Amerika, Türkiye’nin Rusya’dan S-400 füzelerini satın almasını engellemeye çalışıyordu. Türkiye’nin Fethullah Gülen’in iadesi talebi ABD tarafından kabul edilmedi, Halkbank’la ve onun ABD’de mahkûm edilen eski Genel Müdür Yardımcısıyla ilgili sorunlar da, henüz çözülemedi.

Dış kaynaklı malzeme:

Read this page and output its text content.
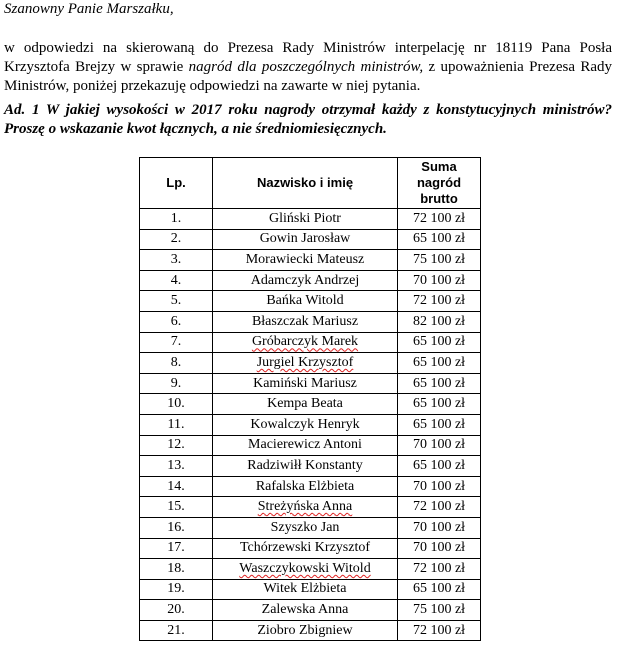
Szanowny Panie Marszałku,
w odpowiedzi na skierowaną do Prezesa Rady Ministrów interpelację nr 18119 Pana Posła Krzysztofa Brejzy w sprawie nagród dla poszczególnych ministrów, z upoważnienia Prezesa Rady Ministrów, poniżej przekazuję odpowiedzi na zawarte w niej pytania.
Ad. 1 W jakiej wysokości w 2017 roku nagrody otrzymał każdy z konstytucyjnych ministrów? Proszę o wskazanie kwot łącznych, a nie średniomiesięcznych.
Lp.	Nazwisko i imię	Suma
nagród
brutto

1.	Gliński Piotr	72 100 zł
2.	Gowin Jarosław	65 100 zł
3.	Morawiecki Mateusz	75 100 zł
4.	Adamczyk Andrzej	70 100 zł
5.	Bańka Witold	72 100 zł
6.	Błaszczak Mariusz	82 100 zł
7.	Gróbarczyk Marek	65 100 zł
8.	Jurgiel Krzysztof	65 100 zł
9.	Kamiński Mariusz	65 100 zł
10.	Kempa Beata	65 100 zł
11.	Kowalczyk Henryk	65 100 zł
12.	Macierewicz Antoni	70 100 zł
13.	Radziwiłł Konstanty	65 100 zł
14.	Rafalska Elżbieta	70 100 zł
15.	Streżyńska Anna	72 100 zł
16.	Szyszko Jan	70 100 zł
17.	Tchórzewski Krzysztof	70 100 zł
18.	Waszczykowski Witold	72 100 zł
19.	Witek Elżbieta	65 100 zł
20.	Zalewska Anna	75 100 zł
21.	Ziobro Zbigniew	72 100 zł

Nitekim Amerika’nın etkili düşünce kuruluşlarından Council on Foreign Relations, 2018 yılının Kasım ayında Steven A. Cook imzasıyla “Ne Dost, ne Düşman” başlığıyla yayımladığı raporda bütün bunlara ilaveten Türkiye’nin Mısır, İran ve Ege sorunlarına ilişkin tutumu ve Afrin harekâtı eleştirilmekte ve Amerika’nın PYD ile askeri bağlarını sürdürmesinden başka çaresi olmadığı ileri sürülmektedir.
Raporda bütün bu nedenlerle artık Türkiye’nin Amerika’nın stratejik ortağı sayılamayacağı, Türkiye’den ‘ne dost ne de düşman’ olarak söz edilebileceği belirtilmekte, bu nedenle ülkemizin F-35 programından tamamen çıkartılması, Amerika’nın İncirlik üssüne alternatif olarak Kıbrıs, Yunanistan, Ürdün veya Romanya’da başka bir üs araması önerilmektedir.

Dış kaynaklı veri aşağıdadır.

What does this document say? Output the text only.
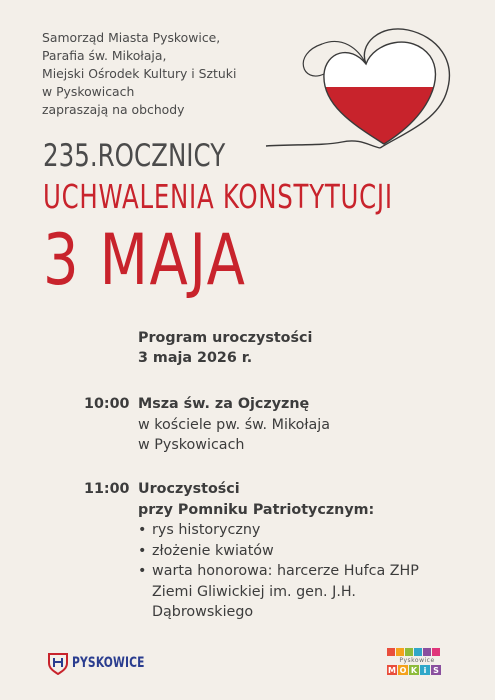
Samorząd Miasta Pyskowice,
Parafia św. Mikołaja,
Miejski Ośrodek Kultury i Sztuki
w Pyskowicach
zapraszają na obchody
235.ROCZNICY
UCHWALENIA KONSTYTUCJI
3 MAJA
Program uroczystości
3 maja 2026 r.
10:00 Msza św. za Ojczyznę
w kościele pw. św. Mikołaja
w Pyskowicach
11:00 Uroczystości
przy Pomniku Patriotycznym:
• rys historyczny
• złożenie kwiatów
• warta honorowa: harcerze Hufca ZHP
Ziemi Gliwickiej im. gen. J.H.
Dąbrowskiego
PYSKOWICE	Pyskowice
M O K i S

Türkiye’nin stratejik ortaklığı
Kuşkusuz bu görüşler Amerika’nın resmi tutumu sayılamaz. Bununla birlikte, Amerikan hükümetinin bazı ülkelere baskı yapmak için resmen söylemediği görüşleri medya veya düşünce kuruluşları aracılığıyla duyurduğu bilinmektedir. Amerika’daki Türkiye karşıtı lobiler de bu yolda hareket etmektedirler.

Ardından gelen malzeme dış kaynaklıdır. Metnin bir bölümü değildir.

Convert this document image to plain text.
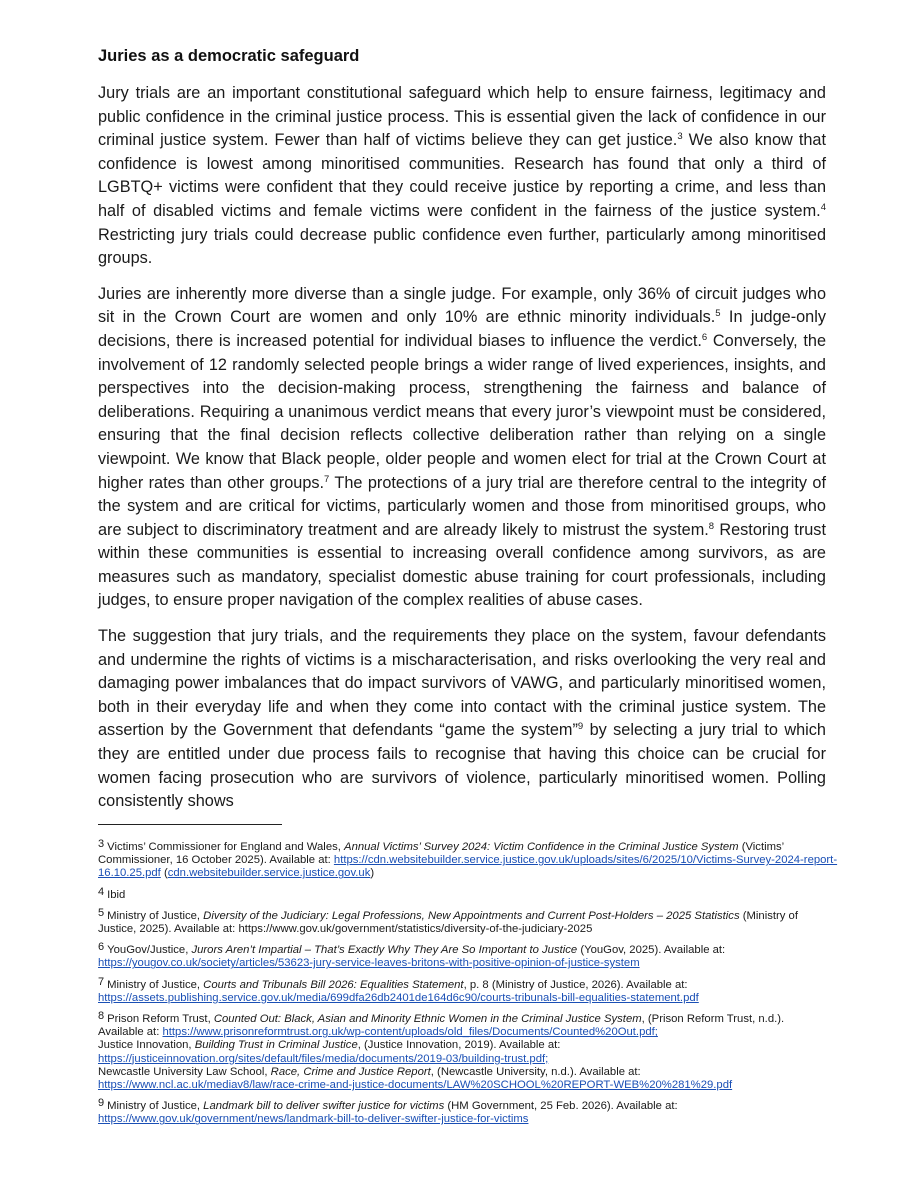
Juries as a democratic safeguard

Jury trials are an important constitutional safeguard which help to ensure fairness, legitimacy and public confidence in the criminal justice process. This is essential given the lack of confidence in our criminal justice system. Fewer than half of victims believe they can get justice.$^3$ We also know that confidence is lowest among minoritised communities. Research has found that only a third of LGBTQ+ victims were confident that they could receive justice by reporting a crime, and less than half of disabled victims and female victims were confident in the fairness of the justice system.$^4$ Restricting jury trials could decrease public confidence even further, particularly among minoritised groups.

Juries are inherently more diverse than a single judge. For example, only 36% of circuit judges who sit in the Crown Court are women and only 10% are ethnic minority individuals.$^5$ In judge-only decisions, there is increased potential for individual biases to influence the verdict.$^6$ Conversely, the involvement of 12 randomly selected people brings a wider range of lived experiences, insights, and perspectives into the decision-making process, strengthening the fairness and balance of deliberations. Requiring a unanimous verdict means that every juror’s viewpoint must be considered, ensuring that the final decision reflects collective deliberation rather than relying on a single viewpoint. We know that Black people, older people and women elect for trial at the Crown Court at higher rates than other groups.$^7$ The protections of a jury trial are therefore central to the integrity of the system and are critical for victims, particularly women and those from minoritised groups, who are subject to discriminatory treatment and are already likely to mistrust the system.$^8$ Restoring trust within these communities is essential to increasing overall confidence among survivors, as are measures such as mandatory, specialist domestic abuse training for court professionals, including judges, to ensure proper navigation of the complex realities of abuse cases.

The suggestion that jury trials, and the requirements they place on the system, favour defendants and undermine the rights of victims is a mischaracterisation, and risks overlooking the very real and damaging power imbalances that do impact survivors of VAWG, and particularly minoritised women, both in their everyday life and when they come into contact with the criminal justice system. The assertion by the Government that defendants “game the system”$^9$ by selecting a jury trial to which they are entitled under due process fails to recognise that having this choice can be crucial for women facing prosecution who are survivors of violence, particularly minoritised women. Polling consistently shows

3 Victims’ Commissioner for England and Wales, Annual Victims’ Survey 2024: Victim Confidence in the Criminal Justice System (Victims’ Commissioner, 16 October 2025). Available at: https://cdn.websitebuilder.service.justice.gov.uk/uploads/sites/6/2025/10/Victims-Survey-2024-report-16.10.25.pdf (cdn.websitebuilder.service.justice.gov.uk)
4 Ibid
5 Ministry of Justice, Diversity of the Judiciary: Legal Professions, New Appointments and Current Post-Holders – 2025 Statistics (Ministry of Justice, 2025). Available at: https://www.gov.uk/government/statistics/diversity-of-the-judiciary-2025
6 YouGov/Justice, Jurors Aren’t Impartial – That’s Exactly Why They Are So Important to Justice (YouGov, 2025). Available at:
https://yougov.co.uk/society/articles/53623-jury-service-leaves-britons-with-positive-opinion-of-justice-system
7 Ministry of Justice, Courts and Tribunals Bill 2026: Equalities Statement, p. 8 (Ministry of Justice, 2026). Available at:
https://assets.publishing.service.gov.uk/media/699dfa26db2401de164d6c90/courts-tribunals-bill-equalities-statement.pdf
8 Prison Reform Trust, Counted Out: Black, Asian and Minority Ethnic Women in the Criminal Justice System, (Prison Reform Trust, n.d.).
Available at: https://www.prisonreformtrust.org.uk/wp-content/uploads/old_files/Documents/Counted%20Out.pdf;
Justice Innovation, Building Trust in Criminal Justice, (Justice Innovation, 2019). Available at:
https://justiceinnovation.org/sites/default/files/media/documents/2019-03/building-trust.pdf;
Newcastle University Law School, Race, Crime and Justice Report, (Newcastle University, n.d.). Available at:
https://www.ncl.ac.uk/mediav8/law/race-crime-and-justice-documents/LAW%20SCHOOL%20REPORT-WEB%20%281%29.pdf
9 Ministry of Justice, Landmark bill to deliver swifter justice for victims (HM Government, 25 Feb. 2026). Available at:
https://www.gov.uk/government/news/landmark-bill-to-deliver-swifter-justice-for-victims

Bu gibi yayınların ortak tarafı bölge halkının haklarından, bağımsızlığından, güvenliğinden ve demokrasi içinde yaşama arzusundan hemen hemen hiç söz etmemeleri ve öncelikle Amerika’nın bölgedeki stratejik menfaatlerini ön plana çıkartmalarıdır. Türkiye’nin hedefleri ise bir yandan kendi güvenlik çıkarlarını savunurken bir yandan da bölge ülkelerinin egemenliğine ve toprak bütünlüğüne hizmet edecek çözümler üretilmesi olmalıdır. Türkiye, özellikle hazırlanacak anayasaların başka ülkelerin dayatmasıyla değil, bölgedeki halkların özgür iradesiyle yazılmasını savunmalıdır.

Kararlı mücadele
Geçmişte de Amerika’nın Türkiye’ye baskı uygulayarak kendi çözümlerini kabul ettirmeye çalışmasının örnekleri vardır. Bu baskılara direnen Meclis’in ve devlet adamlarımızın kararlı duruşunu gururla hatırlıyoruz. İsmet İnönü’nün “...Yeni şartlarda yeni bir dünya kurulur ve Türkiye de bu dünyada yerini bulur” sözleri, Bülent Ecevit’in “Gerekirse kapının tokmağını çevirir, duvarın öbür tarafına geçeriz” demesi, Demirel’in Amerikan Kongresi’nin askeri ambargo kararına karşı üslerimizi Amerikan askerlerine kapatma kararı ve TBMM’nin 1 Mart 2003 tezkeresini geri çevirmesi bunun örnekleri arasındadır.
Türkiye geçmişte daha zor şartlarda daha büyük engelleri aşmasını bilmiştir. Bugün de aşabiliriz, yeter ki, bu gibi milli meselelerde, baskılara direnme ve birlik içinde kararlı mücadele verme gücümüzü ve azmimizi kaybetmeyelim.